Notice that we add the "+1" in the numerator for additive smoothing.  This [wiki article](https://en.wikipedia.org/wiki/Additive_smoothing) explains more about additive smoothing.

#### Log likelihood
To compute the loglikelihood of that very same word, we can implement the following equations:

$$\text{loglikelihood} = \log \left(\frac{P(W_{pos})}{P(W_{neg})} \right)\tag{6}$$

In [16]:
def train_naive_bayes(result, train_x, train_y):
    '''
    Input:
        result: dictionary from (word, label) to how often the word appears
        train_x: a list of reviews
        train_y: a list of labels correponding to the reviews (0,1)
    Output:
        logprior: the log prior. (equation 3 above)
        loglikelihood: the log likelihood of you Naive bayes equation. (equation 6 above)
    '''
    loglikelihood = {}
    logprior = 0

    # calculate V, the number of unique words in the vocabulary
    vocab = set([pair[0] for pair in result.keys()])
    V = len(vocab)

    # calculate N_pos and N_neg
    N_pos = N_neg = V_pos = V_neg = 0
    for pair in result.keys():
        # if the label is positive (greater than zero)
        if pair[1] > 0:
            
            V_pos += 1

            # Increment the number of positive words by the count for this (word, label) pair
            N_pos += result[pair]

        # else, the label is negative
        else:
            
            V_neg += 1

            # increment the number of negative words by the count for this (word,label) pair
            N_neg += result[pair]

    # Calculate D, the number of documents
    D = len(train_y)

    # Calculate D_pos, the number of positive documents
    D_pos = (len(list(filter(lambda x: x > 0, train_y))))
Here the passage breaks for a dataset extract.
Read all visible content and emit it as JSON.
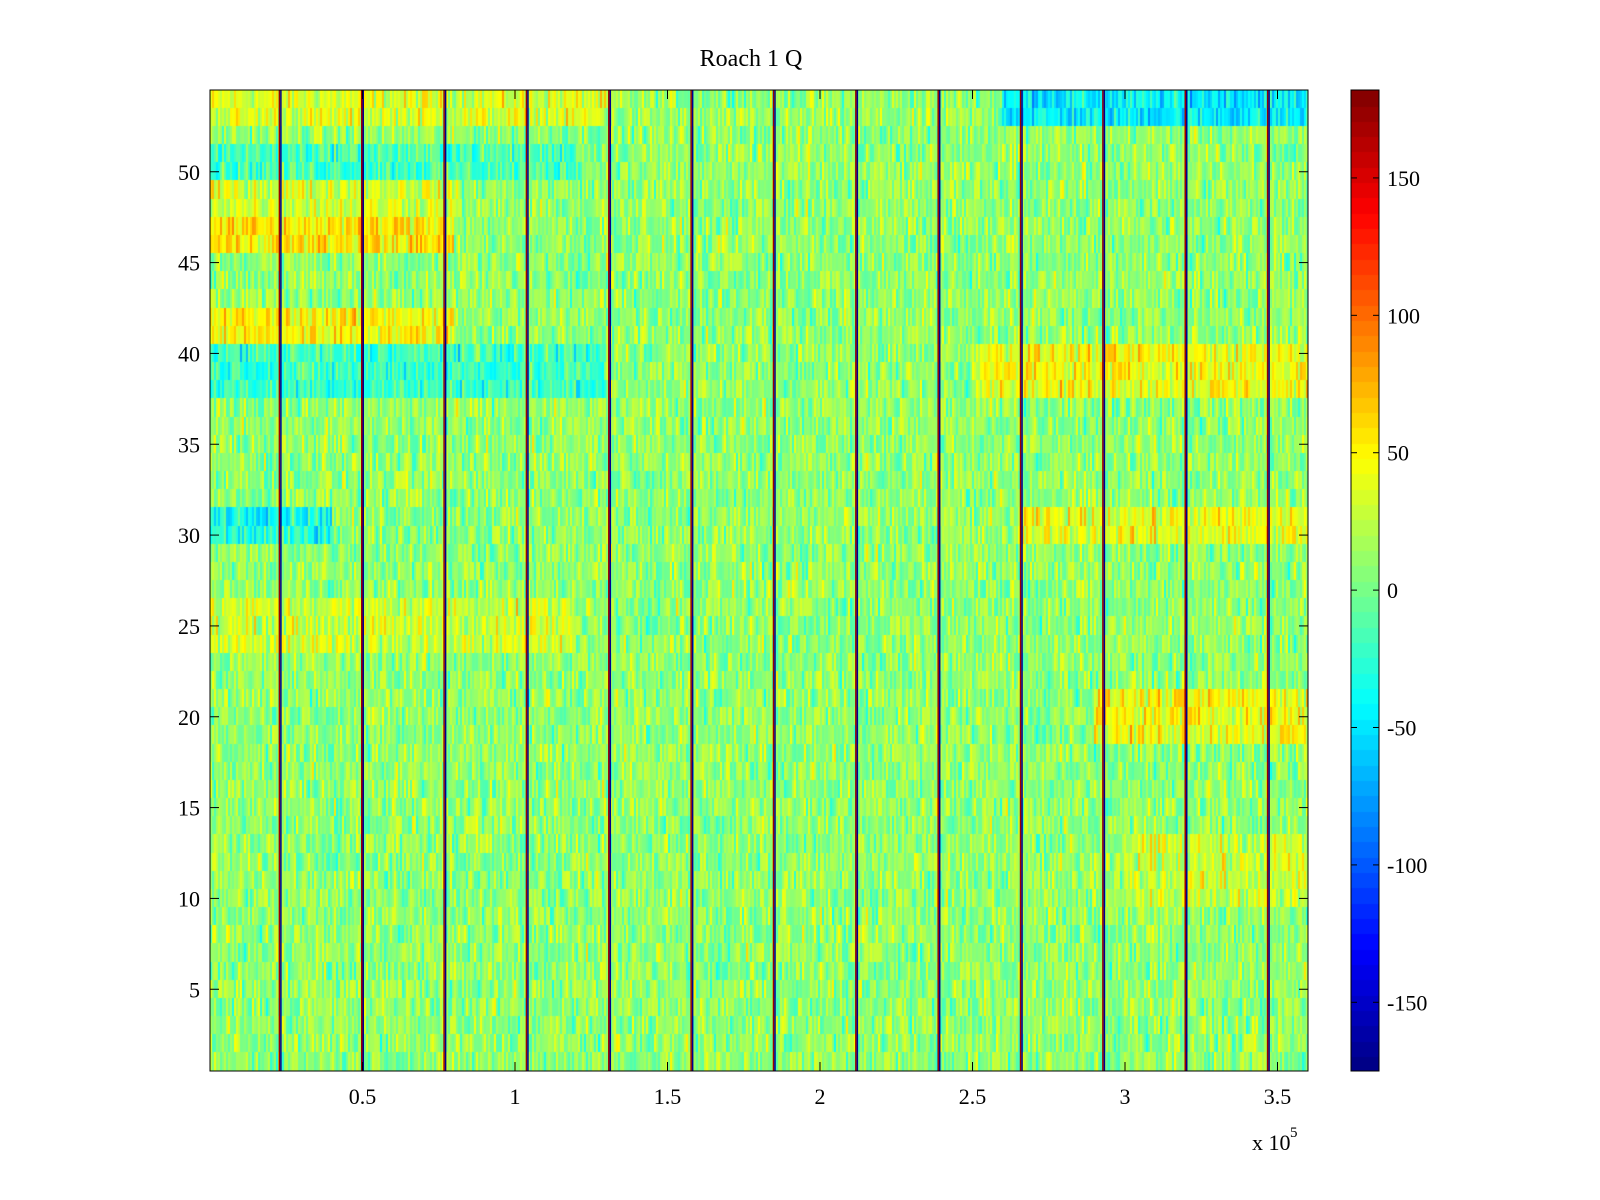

    # Calculate D_neg, the number of negative documents 
    D_neg = (len(list(filter(lambda x: x <= 0, train_y))))

    # Calculate logprior
    logprior = np.log(D_pos) - np.log(D_neg)

    # For each word in the vocabulary...
    for word in vocab:
        # get the positive and negative frequency of the word
        freq_pos = lookup(freqs,word,1)
        freq_neg = lookup(freqs,word,0)

        # calculate the probability that each word is positive, and negative
        p_w_pos = (freq_pos + 1)/(N_pos + V) 
        p_w_neg = (freq_neg + 1)/(N_neg + V)

        # calculate the log likelihood of the word
        loglikelihood[word] = np.log(p_w_pos/p_w_neg)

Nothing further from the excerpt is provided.